KARYA
Oliver Cromwell
Negarawan dan Jenderal Inggris, Oliver Cromwell, memenangkan pertempuran yang menentukan dalam perang saudara Inggris. Dia kemudian membuktikan diri dan pasukannya sebagai kekuatan yang berkuasa di Inggris, dan kemudian mengambil gelar Lord Protector (Bangsawan Pelindung - Red.) dari Britania Raya dan Irlandia. Seorang penguasa yang luar biasa, Cromwell membantu mengukuhkan Inggris sebagai kekuatan Eropa terkemuka sesudah mengalami beberapa tahun penurunan.
Masa Muda
Oliver Cromwell
Oliver Cromwell dilahirkan pada tanggal 25 April 1599 di Huntingdon, Inggris. Ayahnya, Richard Cromwell, adalah anak bungsu dari salah satu orang terkaya di distrik, Sir Henry Cromwell, dari Hinchinbrook, yang dikenal sebagai "Golden Knight". Sedikit yang diketahui tentang masa kecil dari Cromwell, kecuali bahwa keadaannya yang sederhana dan ia dikirim ke sekolah lokal dengan mengembangkan keyakinan agama yang kuat.
Pada 1616, Cromwell masuk Sidney Sussex College, Cambridge. Dia meninggalkannya beberapa tahun kemudian setelah kematian ayahnya. Selama beberapa tahun berikutnya, ia tinggal di London. Pada tahun 1620, ia menikahi Elizabeth Bourchier, putri Sir James Bourchier, seorang pedagang kulit yang kaya. Cromwell kemudian kembali ke desa kecilnya di Huntingdon. Di sana, ia mengerjakan tanahnya dan mengurus beberapa hal kecil dalam urusan lokal, mendapatkan reputasi sebagai pembela orang miskin. Selama tahun-tahun tersebut, Cromwell mengalami periode depresi yang mendalam. Setelah mengalami banyak siksaan spiritual, ia menjadi yakin bahwa dia adalah alat Tuhan.

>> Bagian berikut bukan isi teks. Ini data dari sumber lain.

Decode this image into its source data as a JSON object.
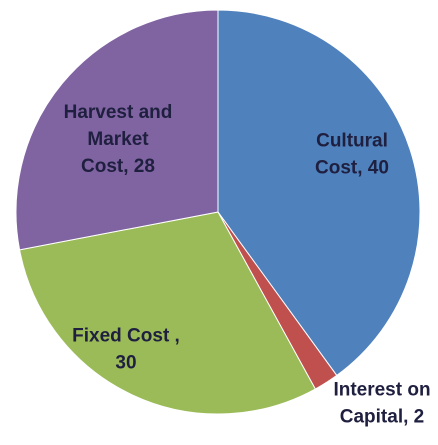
{
  "chart_data": {
    "type": "pie",
    "title": "",
    "legend": "none",
    "slices": [
      {
        "label": "Cultural Cost",
        "value": 40,
        "color": "#4F81BD",
        "label_lines": [
          "Cultural",
          "Cost, 40"
        ],
        "label_color": "#1F1F3F"
      },
      {
        "label": "Interest on Capital",
        "value": 2,
        "color": "#C0504D",
        "label_lines": [
          "Interest on",
          "Capital, 2"
        ],
        "label_color": "#1F1F3F"
      },
      {
        "label": "Fixed Cost ",
        "value": 30,
        "color": "#9BBB59",
        "label_lines": [
          "Fixed Cost ,",
          "30"
        ],
        "label_color": "#1F1F3F"
      },
      {
        "label": "Harvest and Market Cost",
        "value": 28,
        "color": "#8064A2",
        "label_lines": [
          "Harvest and",
          "Market",
          "Cost, 28"
        ],
        "label_color": "#1F1F3F"
      }
    ]
  }
}
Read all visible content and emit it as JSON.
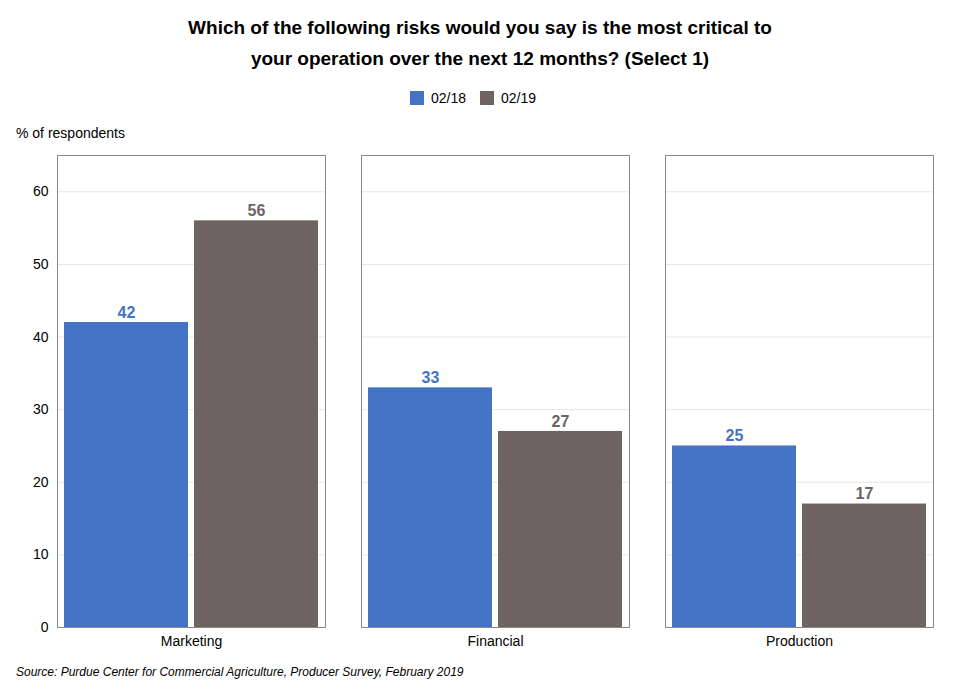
{
  "chart_data": {
    "type": "bar",
    "title": "Which of the following risks would you say is the most critical to",
    "subtitle": "your operation over the next 12 months?  (Select 1)",
    "y_label": "% of respondents",
    "source": "Source: Purdue Center for Commercial Agriculture, Producer Survey, February 2019",
    "categories": [
      "Marketing",
      "Financial",
      "Production"
    ],
    "series": [
      {
        "name": "02/18",
        "color": "#4472C4",
        "values": [
          42,
          33,
          25
        ]
      },
      {
        "name": "02/19",
        "color": "#6D6462",
        "values": [
          56,
          27,
          17
        ]
      }
    ],
    "ylim": [
      0,
      65
    ],
    "yticks": [
      0,
      10,
      20,
      30,
      40,
      50,
      60
    ],
    "grid": true,
    "legend": "top",
    "data_labels": true
  }
}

Situasi Politik pada Tahun 1640
Ketika Cromwell memasuki parlemen (badan pemerintahan Inggris) pada tahun 1640, Charles I (1600 -- 1649) telah memerintah Inggris selama sebelas tahun. Raja mengerjakan kebijakan-kebijakan dalam agama dan keuangan, yang tidak disetujui oleh banyak pemuka desa, termasuk Cromwell. Selain itu, Charles I terjatuh ke dalam perang dengan Skotlandia, yang kemudian mengalahkan raja.
Kemauan dari parlemen sangatlah kritis. Cromwell bergabung dengan para pria di parlemen yang percaya bahwa parlemen harus membatasi kekuasaan raja dan Gereja Anglikan. Sebagai seorang pria paruh baya yang tidak memiliki pengalaman dalam parlemen, Cromwell jarang berbicara, tetapi ketika dia melakukannya biasanya dalam rangka mendukung langkah-langkah ekstrem. Cromwell mendedikasikan dirinya untuk reformasi, atau perbaikan, dari gereja dan pengadilan. Ia juga sangat kritis terhadap raja.
Perang Sipil
Pada tahun 1642, tidak ada cara untuk menghindari perang antara raja dan parlemen. Saat pecahnya perang pada bulan Agustus 1642, Cromwell ditugaskan ke dalam pasukan kecil para pria. Dia dengan cepat menunjukkan, tidak hanya keahliannya sebagai seorang pemimpin militer, tetapi juga kemampuannya untuk mengembangkan tentara yang efektif dari kekuatannya dalam merekrut secara asal. Di bawah kepemimpinan Earl of Manchester, komandan Cromwell, resimen dari negara bagian lain dibawa bersama-sama sebagai satu kekuatan, yang dikenal sebagai Asosiasi Timur. Reputasi Cromwell sebagai Jenderal Parlemen yang paling kuat dikenal pada tahun 1644 dalam pertempuran Marston Moor (2 Juli 1644). Pasukan besi Cromwell mengalahkan kavaleri (pasukan) dari Prince Rupert, jenderal paling sukses yang setia terhadap kerajaan, yang berjuang untuk raja.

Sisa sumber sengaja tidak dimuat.